I repeat: non-experts are proving to be possible, practical, and even mundane what your so-called experts claim to not work. What do you plan to draw from that?
Do what I couldn't with these supposedly capable LLMs:
- A Wear OS version of Element X for Matrix protocol that works like Apple Watch's Walkie Talkie and Orion—push-to-talk, easily switching between conversations/channels, sending and playing back voice messages via the existing spec implementation so it works on all clients. Like Orion, need to be able to replay missed messages. Initiating and declining real-time calls. Bonus points for messaging, reactions and switching between conversations via a list.
- Dependencies/task relationships in Nextcloud Deck and Nextcloud Tasks, e.g., `blocking`, `blocked by`, `follows` with support for more than one of each. A filtered view to show what's currently actionable and hide what isn't so people aren't scrolling through enormous lists of tasks.
- WearOS version of Nextcloud Tasks/Deck in a single app.
- Nextcloud Notes on WearOS with feature parity to Google Keep.
- Implement portable identities in Matrix protocol.
- Implement P2P in Matrix protocol.
- Implement push-to-talk in Element for Matrix protocol ala Discord, e.g., hold a key or press a button and start speaking.
- Implement message archiving in Element for Matrix protocol ala WhatsApp where a message that has been archived no longer appears in the user's list of conversations, and is instead in an `Archived` area of the UI, but when a new message is received in it, it comes out of the Archive view. Archive status needs to sync between devices.
Open source the repo(s) and issue pull requests to the main projects, provide the prompts and do a proper writeup. Pull requests for project additions need to be accepted and it all needs to respect existing specs. Otherwise, it's just yet more hot air in the comments section. Tired of all this empty bragging. It's a LARP and waste of time.
As far as I'm concerned, it is all slop and not fit for purpose.
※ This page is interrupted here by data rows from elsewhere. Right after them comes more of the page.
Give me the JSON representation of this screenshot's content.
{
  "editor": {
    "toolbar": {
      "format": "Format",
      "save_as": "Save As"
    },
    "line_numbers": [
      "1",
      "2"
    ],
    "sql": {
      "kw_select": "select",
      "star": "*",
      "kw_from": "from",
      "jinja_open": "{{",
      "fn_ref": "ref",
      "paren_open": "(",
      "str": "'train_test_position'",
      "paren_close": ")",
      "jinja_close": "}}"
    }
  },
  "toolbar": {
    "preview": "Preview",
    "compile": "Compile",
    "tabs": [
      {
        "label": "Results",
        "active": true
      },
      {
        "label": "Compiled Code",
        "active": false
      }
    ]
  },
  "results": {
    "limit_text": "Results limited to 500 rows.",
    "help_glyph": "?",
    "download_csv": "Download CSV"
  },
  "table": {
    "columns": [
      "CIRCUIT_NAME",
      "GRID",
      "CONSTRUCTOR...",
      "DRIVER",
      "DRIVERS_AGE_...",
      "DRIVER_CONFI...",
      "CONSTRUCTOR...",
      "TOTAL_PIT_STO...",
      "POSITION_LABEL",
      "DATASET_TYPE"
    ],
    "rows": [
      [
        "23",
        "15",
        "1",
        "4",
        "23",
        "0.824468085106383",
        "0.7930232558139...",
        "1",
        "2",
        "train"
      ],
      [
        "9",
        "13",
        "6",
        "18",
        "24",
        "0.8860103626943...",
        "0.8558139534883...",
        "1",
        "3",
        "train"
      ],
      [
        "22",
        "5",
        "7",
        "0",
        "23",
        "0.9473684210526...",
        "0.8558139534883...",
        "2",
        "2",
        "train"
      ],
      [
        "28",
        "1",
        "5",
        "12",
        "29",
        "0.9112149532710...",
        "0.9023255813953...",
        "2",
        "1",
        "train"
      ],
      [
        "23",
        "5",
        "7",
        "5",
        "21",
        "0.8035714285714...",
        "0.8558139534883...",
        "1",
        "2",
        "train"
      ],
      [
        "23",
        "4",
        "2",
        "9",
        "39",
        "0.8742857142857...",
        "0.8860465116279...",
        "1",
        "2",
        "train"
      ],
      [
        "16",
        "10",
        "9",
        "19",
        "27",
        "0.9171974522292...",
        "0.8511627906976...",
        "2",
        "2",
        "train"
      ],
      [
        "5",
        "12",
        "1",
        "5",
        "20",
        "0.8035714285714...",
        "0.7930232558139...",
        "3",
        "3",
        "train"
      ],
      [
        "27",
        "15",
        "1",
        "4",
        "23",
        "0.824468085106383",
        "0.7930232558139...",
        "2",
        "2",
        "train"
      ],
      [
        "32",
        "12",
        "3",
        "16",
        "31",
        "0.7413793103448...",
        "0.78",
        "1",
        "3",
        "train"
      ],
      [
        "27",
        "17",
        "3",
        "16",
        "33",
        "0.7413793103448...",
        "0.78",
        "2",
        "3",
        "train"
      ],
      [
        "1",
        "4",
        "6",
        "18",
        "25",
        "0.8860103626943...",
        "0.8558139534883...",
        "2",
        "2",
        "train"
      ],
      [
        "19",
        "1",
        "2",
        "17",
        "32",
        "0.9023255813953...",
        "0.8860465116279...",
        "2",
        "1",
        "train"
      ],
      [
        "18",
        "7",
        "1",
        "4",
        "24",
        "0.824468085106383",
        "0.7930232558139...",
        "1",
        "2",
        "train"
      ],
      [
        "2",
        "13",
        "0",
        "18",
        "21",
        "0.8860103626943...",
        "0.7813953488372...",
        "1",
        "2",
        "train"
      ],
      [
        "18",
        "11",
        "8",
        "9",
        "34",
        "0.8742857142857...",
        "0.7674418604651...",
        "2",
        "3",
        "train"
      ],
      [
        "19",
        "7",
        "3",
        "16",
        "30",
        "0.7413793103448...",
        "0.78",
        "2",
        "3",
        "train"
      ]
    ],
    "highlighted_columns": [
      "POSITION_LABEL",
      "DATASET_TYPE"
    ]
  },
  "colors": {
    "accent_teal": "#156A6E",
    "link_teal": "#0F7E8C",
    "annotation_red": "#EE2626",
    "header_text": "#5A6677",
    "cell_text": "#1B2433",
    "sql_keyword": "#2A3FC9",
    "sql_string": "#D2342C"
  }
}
Unwarranted breathless hype akin to crypto with zero substance and endless gimmicks and kidology to appeal to hacks.
Guarantee you can't meaningfully do any of the above and get it into public builds with an LLM, but would love to be proven wrong.
If they were so capable, it would be a revolution in FOSS, and yet anyone who heavily uses it produces a mix of inefficient, insecure, idiotic, bizarre code.